In an ideal scenario, you evaluate the results of your testing data **only once**. It represents real-world data your model has never seen before. And, as such, your model's performance will always be at least slightly worse on it.

In [10]:
# Separate out the testing data
xtrain, xtest, ytrain, ytest = train_test_split(
    x, y, test_size=.1, random_state=35)

In [11]:
from sklearn.model_selection import cross_val_score

clf = KNeighborsClassifier(n_neighbors=1)

cvs = cross_val_score(clf, xtrain, ytrain, cv=5, scoring='accuracy')
# cv=5 means we're going to run this model 5 times,
# each time validating on a different 20%
# of the data

# cvs is an array of the accuracy scores you obtained:
cvs

array([0.89285714, 0.96296296, 0.96296296, 1.        , 1.        ])

So `cvs` itself isn't all that useful to you.
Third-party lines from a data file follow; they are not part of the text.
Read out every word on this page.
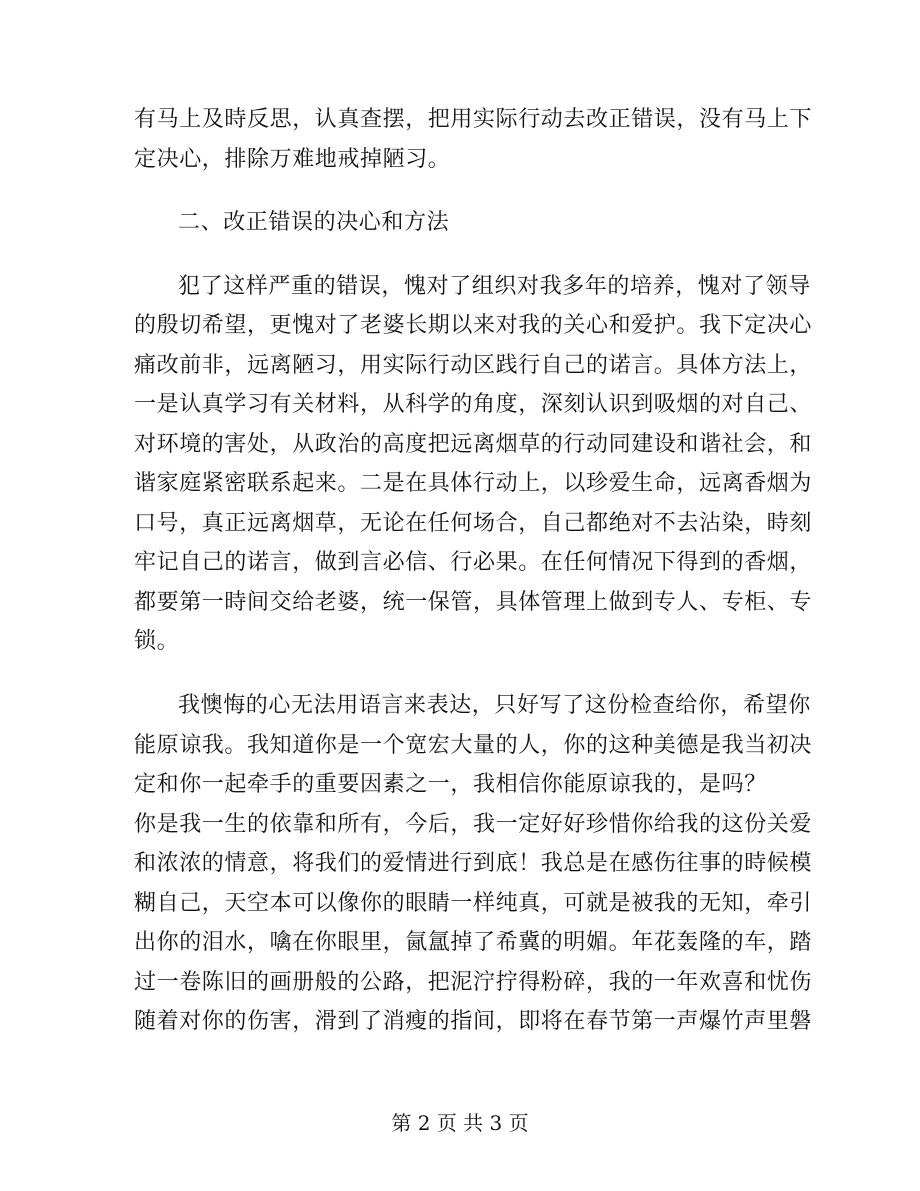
有马上及時反思，认真查摆，把用实际行动去改正错误，没有马上下
定决心，排除万难地戒掉陋习。
二、改正错误的决心和方法
犯了这样严重的错误，愧对了组织对我多年的培养，愧对了领导
的殷切希望，更愧对了老婆长期以来对我的关心和爱护。我下定决心
痛改前非，远离陋习，用实际行动区践行自己的诺言。具体方法上，
一是认真学习有关材料，从科学的角度，深刻认识到吸烟的对自己、
对环境的害处，从政治的高度把远离烟草的行动同建设和谐社会，和
谐家庭紧密联系起来。二是在具体行动上，以珍爱生命，远离香烟为
口号，真正远离烟草，无论在任何场合，自己都绝对不去沾染，時刻
牢记自己的诺言，做到言必信、行必果。在任何情况下得到的香烟，
都要第一時间交给老婆，统一保管，具体管理上做到专人、专柜、专
锁。
我懊悔的心无法用语言来表达，只好写了这份检查给你，希望你
能原谅我。我知道你是一个宽宏大量的人，你的这种美德是我当初决
定和你一起牵手的重要因素之一，我相信你能原谅我的，是吗？
你是我一生的依靠和所有，今后，我一定好好珍惜你给我的这份关爱
和浓浓的情意，将我们的爱情进行到底！我总是在感伤往事的時候模
糊自己，天空本可以像你的眼睛一样纯真，可就是被我的无知，牵引
出你的泪水，噙在你眼里，氤氲掉了希冀的明媚。年花轰隆的车，踏
过一卷陈旧的画册般的公路，把泥泞拧得粉碎，我的一年欢喜和忧伤
随着对你的伤害，滑到了消瘦的指间，即将在春节第一声爆竹声里磐
第 2 页 共 3 页
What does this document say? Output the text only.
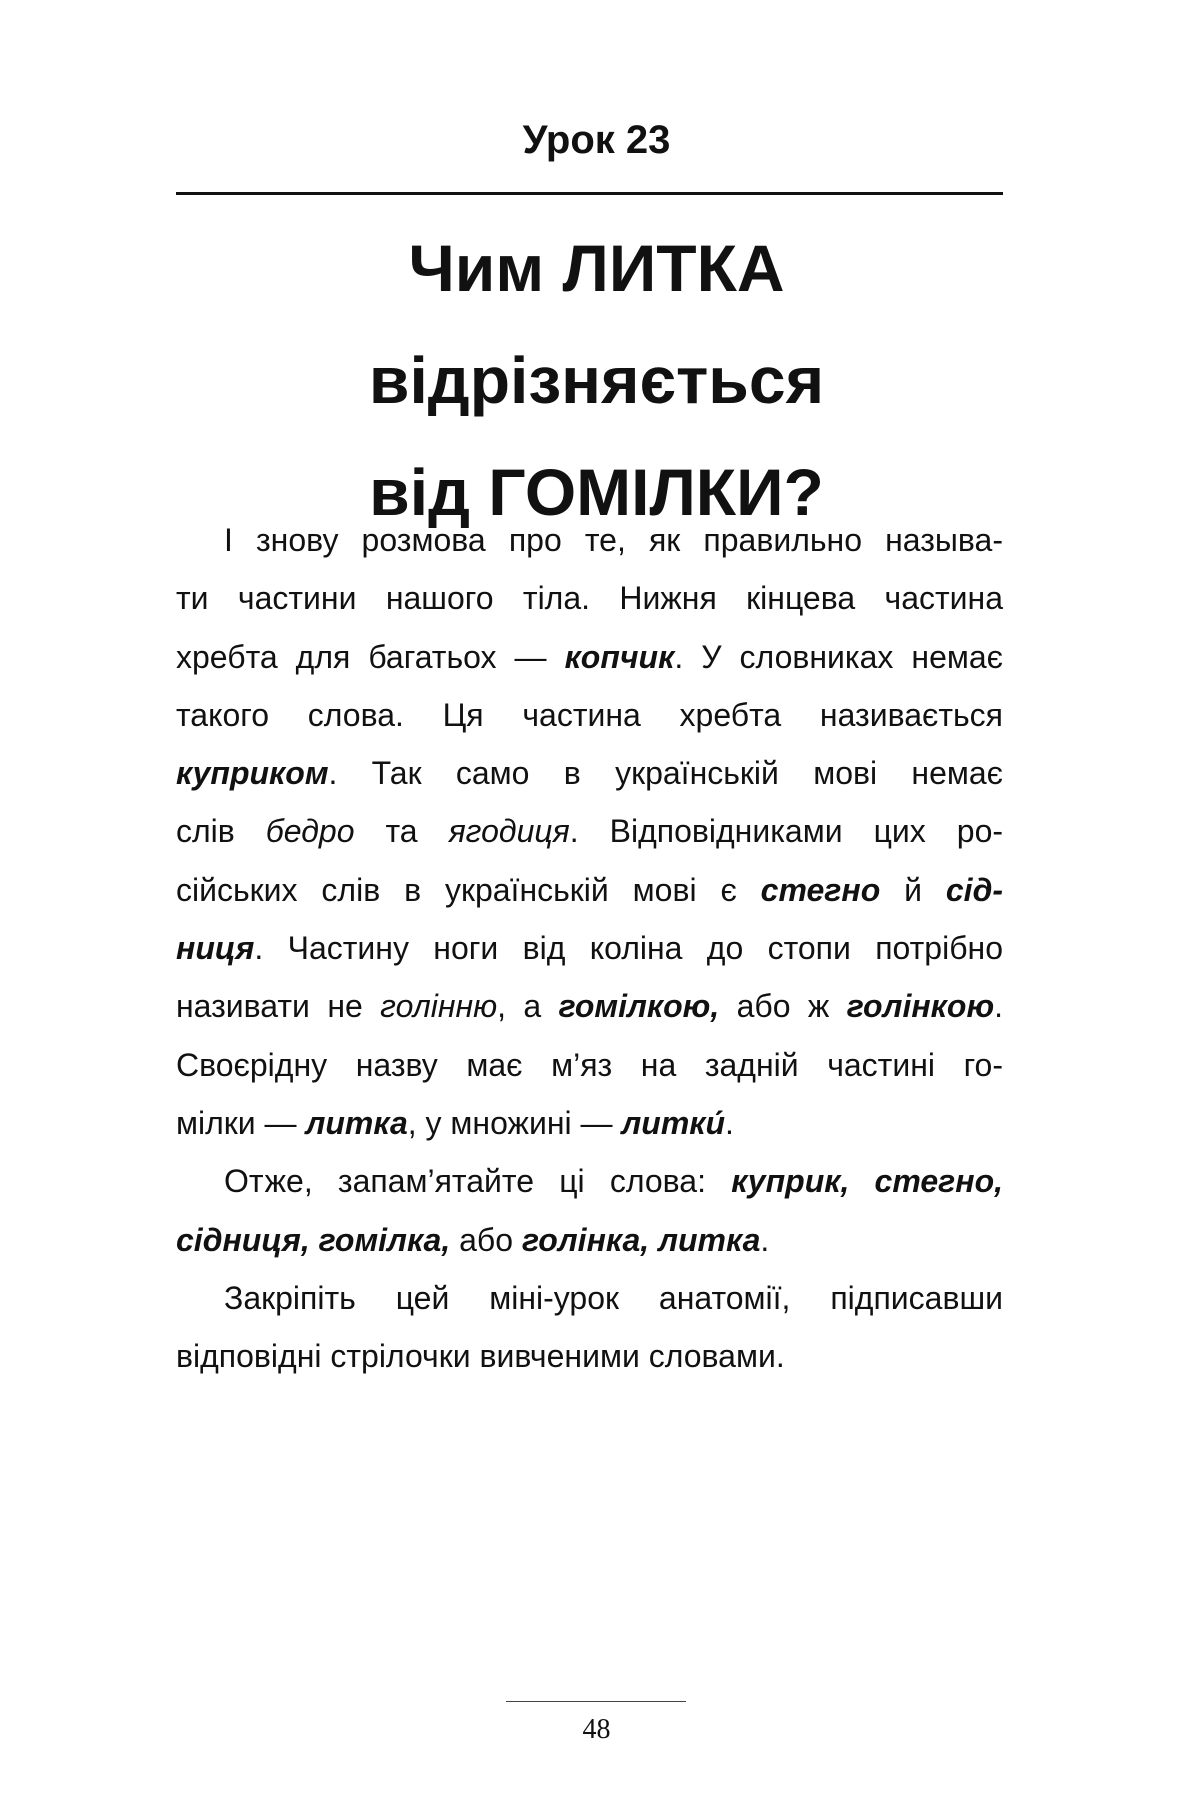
Урок 23
Чим ЛИТКА
відрізняється
від ГОМІЛКИ?
І знову розмова про те, як правильно называ-
ти частини нашого тіла. Нижня кінцева частина
хребта для багатьох — копчик. У словниках немає
такого слова. Ця частина хребта називається
куприком. Так само в українській мові немає
слів бедро та ягодиця. Відповідниками цих ро-
сійських слів в українській мові є стегно й сід-
ниця. Частину ноги від коліна до стопи потрібно
називати не голінню, а гомілкою, або ж голінкою.
Своєрідну назву має м’яз на задній частині го-
мілки — литка, у множині — литки́.
Отже, запам’ятайте ці слова: куприк, стегно,
сідниця, гомілка, або голінка, литка.
Закріпіть цей міні-урок анатомії, підписавши
відповідні стрілочки вивченими словами.
48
What you really want is its mean and standard deviation:

In [12]:
print('Mean accuracy:     ', cvs.mean())
print('Standard deviation:', cvs.std())

Mean accuracy:      0.9637566137566138
Standard deviation: 0.03912840612589273


In [13]:
from sklearn.model_selection import cross_val_score

clf = KNeighborsClassifier(n_neighbors=3)

cvs = cross_val_score(clf, xtrain, ytrain, cv=5, scoring='accuracy')

print('Mean accuracy:     ', cvs.mean())
print('Standard deviation:', cvs.std())

Mean accuracy:      0.9711640211640212
Standard deviation: 0.04169835865372268


In [14]:
from sklearn.model_selection import cross_val_score

clf = KNeighborsClassifier(n_neighbors=5)

cvs = cross_val_score(clf, xtrain, ytrain, cv=5, scoring='accuracy')

print('Mean accuracy:     ', cvs.mean())
print('Standard deviation:', cvs.std())

Mean accuracy:      0.9783068783068783
Standard deviation: 0.02870827506084769


From the 3 we tried above, `n_neighbors=5` looks to be the best.

Time for the final exam!

In [15]:
# Note that you can combine the first 2 lines of code if you prefer!
clf = KNeighborsClassifier(n_neighbors=5).fit(xtrain, ytrain)

preds = clf.predict(xtest)

accuracy_score(ytest, preds)

0.9333333333333333

That's the basic machine learning workflow. The one major piece you're still missing is how to automate the finding of the best hyperparameters (the knobs you turn -- in this case, just `n_neighbors`.

I'll add that to this notebook shortly. Hope this helps for now!